C’est Fridolin Meyer, un prêtre du village voisin de Plasselb, qui a décidé de créer une maison pour les pauvres sur le site de la Guglera. Et ce pour répondre à la pauvreté chronique dans la région dans les années 1840. Un consortium de dix citoyens concernés avait déjà acheté la terre pour la réserver à cette fin.

«À l’époque, les gens démunis qui étaient aptes au travail étaient généralement attribués aux fermes comme serviteurs. Mais les jeunes enfants, les infirmes et les personnes âgées avaient nulle part où aller», raconte l’historien local Anton Jungo. La mendicité était endémique dans les communes environnantes et la ville de Fribourg, à 13 km.

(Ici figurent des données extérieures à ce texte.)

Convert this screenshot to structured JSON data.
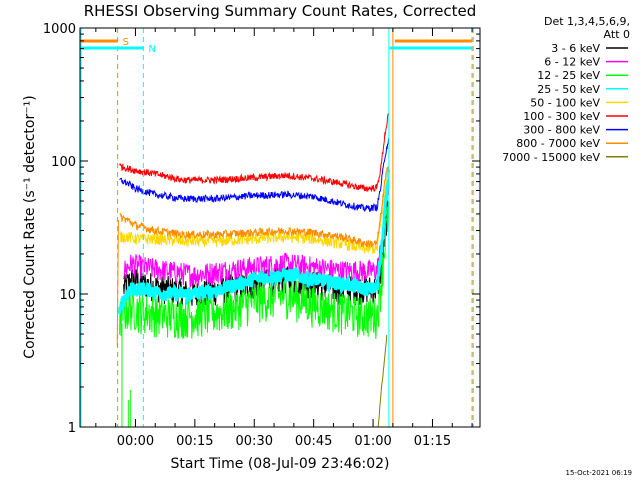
{
  "chart_data": {
    "type": "line",
    "title": "RHESSI Observing Summary Count Rates, Corrected",
    "xlabel": "Start Time (08-Jul-09 23:46:02)",
    "ylabel": "Corrected Count Rate (s⁻¹ detector⁻¹)",
    "y_scale": "log",
    "ylim": [
      1,
      1000
    ],
    "xlim_minutes": [
      -14,
      87
    ],
    "x_ticks": [
      {
        "min": 0,
        "label": "00:00"
      },
      {
        "min": 15,
        "label": "00:15"
      },
      {
        "min": 30,
        "label": "00:30"
      },
      {
        "min": 45,
        "label": "00:45"
      },
      {
        "min": 60,
        "label": "01:00"
      },
      {
        "min": 75,
        "label": "01:15"
      }
    ],
    "y_ticks": [
      {
        "value": 1,
        "label": "1"
      },
      {
        "value": 10,
        "label": "10"
      },
      {
        "value": 100,
        "label": "100"
      },
      {
        "value": 1000,
        "label": "1000"
      }
    ],
    "legend": {
      "header": [
        "Det 1,3,4,5,6,9,",
        "Att 0"
      ],
      "placement": "right"
    },
    "series": [
      {
        "name": "3 - 6 keV",
        "color": "#000000",
        "x": [
          -3,
          -1,
          2,
          8,
          15,
          22,
          30,
          38,
          45,
          52,
          58,
          61,
          62,
          63,
          64
        ],
        "y": [
          11,
          13,
          12,
          11,
          10,
          11,
          12,
          13,
          12,
          11,
          11,
          11,
          15,
          30,
          50
        ]
      },
      {
        "name": "6 - 12 keV",
        "color": "#ff00ff",
        "x": [
          -3,
          -1,
          2,
          8,
          15,
          22,
          30,
          38,
          45,
          52,
          58,
          61,
          62,
          63,
          64
        ],
        "y": [
          15,
          17,
          16,
          15,
          14,
          15,
          16,
          17,
          16,
          15,
          15,
          15,
          22,
          40,
          70
        ]
      },
      {
        "name": "12 - 25 keV",
        "color": "#00ff00",
        "x": [
          -4,
          -3,
          -1,
          2,
          8,
          15,
          22,
          30,
          38,
          45,
          52,
          58,
          61,
          62,
          63,
          64
        ],
        "y": [
          6.5,
          7.5,
          8,
          7.5,
          7,
          7,
          7.5,
          9,
          10,
          8.5,
          7.5,
          7,
          7,
          12,
          25,
          45
        ]
      },
      {
        "name": "25 - 50 keV",
        "color": "#00ffff",
        "x": [
          -4,
          -3,
          -1,
          2,
          8,
          15,
          22,
          30,
          38,
          45,
          52,
          58,
          61,
          62,
          63,
          64
        ],
        "y": [
          7,
          9,
          11,
          11,
          10,
          10,
          11,
          13,
          14,
          13,
          12,
          11,
          11,
          20,
          45,
          85
        ]
      },
      {
        "name": "50 - 100 keV",
        "color": "#ffd700",
        "x": [
          -4,
          -2,
          0,
          5,
          12,
          20,
          30,
          38,
          45,
          52,
          58,
          61,
          62,
          63,
          64
        ],
        "y": [
          27,
          27,
          26,
          26,
          25,
          25,
          26,
          27,
          26,
          24,
          22,
          22,
          35,
          60,
          90
        ]
      },
      {
        "name": "100 - 300 keV",
        "color": "#ff0000",
        "x": [
          -4,
          -2,
          0,
          5,
          12,
          20,
          30,
          38,
          45,
          52,
          58,
          61,
          62,
          63,
          64
        ],
        "y": [
          92,
          88,
          85,
          80,
          72,
          72,
          75,
          78,
          74,
          68,
          62,
          63,
          90,
          160,
          230
        ]
      },
      {
        "name": "300 - 800 keV",
        "color": "#0000ff",
        "x": [
          -4,
          -2,
          0,
          5,
          12,
          20,
          30,
          38,
          45,
          52,
          58,
          61,
          62,
          63,
          64
        ],
        "y": [
          72,
          68,
          62,
          56,
          52,
          52,
          55,
          56,
          54,
          48,
          44,
          45,
          65,
          110,
          150
        ]
      },
      {
        "name": "800 - 7000 keV",
        "color": "#ff8c00",
        "x": [
          -4,
          -2,
          0,
          5,
          12,
          20,
          30,
          38,
          45,
          52,
          58,
          61,
          62,
          63,
          64
        ],
        "y": [
          38,
          36,
          33,
          30,
          28,
          28,
          29,
          30,
          29,
          27,
          24,
          24,
          40,
          70,
          100
        ]
      },
      {
        "name": "7000 - 15000 keV",
        "color": "#808000",
        "x": [
          61.3,
          62,
          62.8,
          63.5
        ],
        "y": [
          1,
          1.8,
          3,
          5
        ]
      }
    ],
    "annotations": [
      {
        "label": "S",
        "color": "#ff8c00",
        "x_start": -14,
        "x_end": -4.5
      },
      {
        "label": "N",
        "color": "#00ffff",
        "x_start": -14,
        "x_end": 2
      }
    ],
    "vertical_markers": [
      {
        "x": -4.5,
        "color": "#ff8c00",
        "style": "dashed"
      },
      {
        "x": 2,
        "color": "#00ffff",
        "style": "dashed"
      },
      {
        "x": 64,
        "color": "#00ffff",
        "style": "solid"
      },
      {
        "x": 65,
        "color": "#ff8c00",
        "style": "solid"
      },
      {
        "x": 85,
        "color": "#ff8c00",
        "style": "dashed"
      },
      {
        "x": 85.3,
        "color": "#00ffff",
        "style": "dashed"
      }
    ],
    "footer": "15-Oct-2021 06:19"
  }
}
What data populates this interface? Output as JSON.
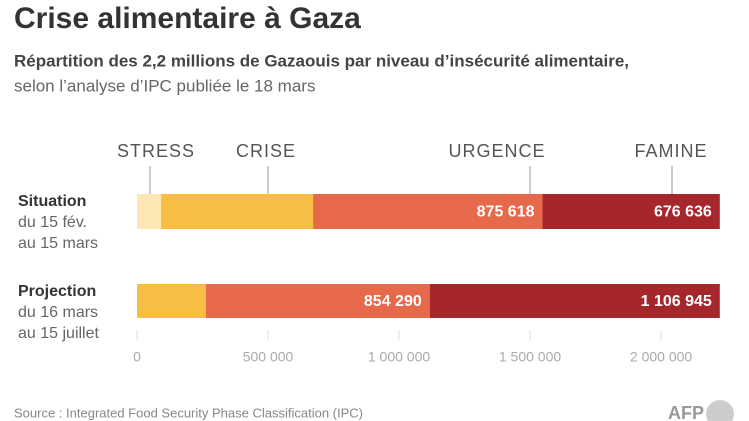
{
  "chart_data": {
    "type": "stacked-barh",
    "title": "Crise alimentaire à Gaza",
    "subtitle": [
      "Répartition des 2,2 millions de Gazaouis par niveau d’insécurité alimentaire,",
      "selon l’analyse d’IPC publiée le 18 mars"
    ],
    "categories": [
      "Situation",
      "Projection"
    ],
    "category_subtitles": [
      [
        "du 15 fév.",
        "au 15 mars"
      ],
      [
        "du 16 mars",
        "au 15 juillet"
      ]
    ],
    "series": [
      {
        "name": "STRESS",
        "color": "#fde7b5",
        "values": [
          92000,
          0
        ]
      },
      {
        "name": "CRISE",
        "color": "#f8bd45",
        "values": [
          580000,
          263000
        ]
      },
      {
        "name": "URGENCE",
        "color": "#e5694a",
        "values": [
          875618,
          854290
        ],
        "value_labels": [
          "875 618",
          "854 290"
        ]
      },
      {
        "name": "FAMINE",
        "color": "#a5262b",
        "values": [
          676636,
          1106945
        ],
        "value_labels": [
          "676 636",
          "1 106 945"
        ]
      }
    ],
    "xlim": [
      0,
      2225000
    ],
    "xticks": [
      0,
      {
        "value": 500000,
        "label": "500 000"
      },
      {
        "value": 1000000,
        "label": "1 000 000"
      },
      {
        "value": 1500000,
        "label": "1 500 000"
      },
      {
        "value": 2000000,
        "label": "2 000 000"
      }
    ],
    "source": "Source : Integrated Food Security Phase Classification (IPC)",
    "logo": "AFP"
  }
}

Le prêtre idéaliste s’est lancé dans une campagne de collecte de fonds, y compris au travers d’une loterie, et a persuadé les quatre communes environnantes de contribuer au projet. Il a acheté la ferme Guglera au consortium en mars 1851 et se mit à bâtir une grande institution pour y loger 300 personnes.

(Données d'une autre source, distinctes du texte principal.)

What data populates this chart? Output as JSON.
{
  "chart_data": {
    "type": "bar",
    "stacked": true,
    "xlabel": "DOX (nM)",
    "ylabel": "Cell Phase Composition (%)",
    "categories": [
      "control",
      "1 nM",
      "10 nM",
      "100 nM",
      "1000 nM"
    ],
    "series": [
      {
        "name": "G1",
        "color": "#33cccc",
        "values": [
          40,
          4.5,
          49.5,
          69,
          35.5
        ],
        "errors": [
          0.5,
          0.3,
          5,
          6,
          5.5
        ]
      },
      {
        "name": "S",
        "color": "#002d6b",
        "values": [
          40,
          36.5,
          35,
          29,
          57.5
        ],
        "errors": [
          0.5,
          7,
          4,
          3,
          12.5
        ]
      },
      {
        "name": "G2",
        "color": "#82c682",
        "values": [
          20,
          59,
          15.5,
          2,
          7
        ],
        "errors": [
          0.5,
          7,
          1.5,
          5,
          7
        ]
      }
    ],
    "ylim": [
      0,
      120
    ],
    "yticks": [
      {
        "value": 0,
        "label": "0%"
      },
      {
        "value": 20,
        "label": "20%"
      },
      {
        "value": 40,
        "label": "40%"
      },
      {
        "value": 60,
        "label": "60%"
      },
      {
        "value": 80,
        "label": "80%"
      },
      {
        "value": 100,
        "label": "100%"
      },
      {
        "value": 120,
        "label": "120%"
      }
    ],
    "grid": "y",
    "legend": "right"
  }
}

Les Sœurs d’Ingenbohl avec d’anciens pensionnaires de l’école lors d’une réunion annuelle. Institut St. Joseph Guglera

Malgré ses bonnes intentions, le curé n’a pas réussi à réunir assez d’argent pour réaliser pleinement sa vision.C’est alors qu’entre en scène le Père franciscain Théodose Florentini. Parmi les personnalités les plus marquantes du catholicisme suisse du 19ème siècle, le Père Florentini venait de fonder l’ordre des Sœurs de charité de la Sainte-Croix d’Ingenbohl

Le canton de Fribourg demande en effet à Théodose Florentini de reprendre la Guglera. Quant aux Sœurs d’Ingenbohl, elles acceptent de rejoindre le projet à la condition que la maison soit un orphelinatLien externe.

Jours d’école

Or, au tournant du siècle, il y avait une surabondance d’orphelinats dans la région et l’école de la Guglera avait commencé à accueillir des élèves en mode privé. En peu de temps, les sœurs avaient converti la maison en un pensionnat, l’nstitut Saint-Joseph.

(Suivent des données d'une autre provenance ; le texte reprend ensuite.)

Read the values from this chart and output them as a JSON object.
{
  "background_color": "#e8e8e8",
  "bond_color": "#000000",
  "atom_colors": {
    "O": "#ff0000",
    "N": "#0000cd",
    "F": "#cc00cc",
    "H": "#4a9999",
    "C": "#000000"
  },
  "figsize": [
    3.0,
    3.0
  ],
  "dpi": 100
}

«Il y avait très peu de places dans les écoles après le primaire. Les familles qui en avaient les moyens envoyaient leurs garçons et filles à la Guglera où ils recevaient une très bonne éducation bilingue en français et en allemand», détaille Anton Jungo.

Les filles étudiaient l’art du ménage, les langues et la comptabilité. Institut St.Joseph Guglera

Mais la chute des vocations dans la seconde moitié du 20ème siècle a contraint les sœurs à embaucher des enseignants laïcs et l’école est devenue un fardeau plus lourd pour elles. Les Sœurs ont commencé à réduire la voilure de l’école en 2004, en n’ouvrant pas de nouvelles classes.

En 2006 débarquent des acheteurs avec un nouveau projet en tête. Beat Fasnacht et son épouse Gaby Fasnacht-Müller voulaient aider les jeune en surpoids et souffrant de discrimination.

Nouveau départ

Avec fierté, Beat Fasnacht montre les installations, qui comprennent un atelier d’artiste, une bibliothèque et une salle informatique. «J’ai été très influencé par ma première femme qui était obèse. Elle est morte il y a plus de 30 ans, après avoir souffert toute sa vie à cause de son poids.»

Les anciens bâtiments de l’école abriteront les demandeurs d’asile à partir de 2017. swissinfo.ch

Depuis le lancement de son programme, quelque 150 jeunes en ont bénéficié. Et ce pour atteindre un mode de vie sain et démarrer une carrière. Vingt personnes y travaillent, y compris Beat Fasnacht et sa famille qui vivent dans l’institut.

Bien que Beat Fasnacht ait atteint l’âge de la retraite, il veut poursuivre son travail. Et ce en construisant une meilleure institution autonome sur le site. Mais comme toujours, le financement est un problème.

L’annonce de la vente des principaux bâtiments de la Guglera pour en faire un centre pour demandeurs d’asile est arrivée à l’improviste. Beat Fasnacht a été accusé d’être un profiteur lors d’une soirée mouvementée d’information.

Mais Beat Fasnacht a également reçu de nombreux messages de soutien, comme celui de l’historien Anton Jungo: «Il ne fait aucun doute que les demandeurs d’asile sont le nouveau groupe le plus faible dans notre société et ils ont besoin d’être logés quelque part. Les précurseurs du XIXe siècle de Beat Fastnacht seraient d’accord avec lui».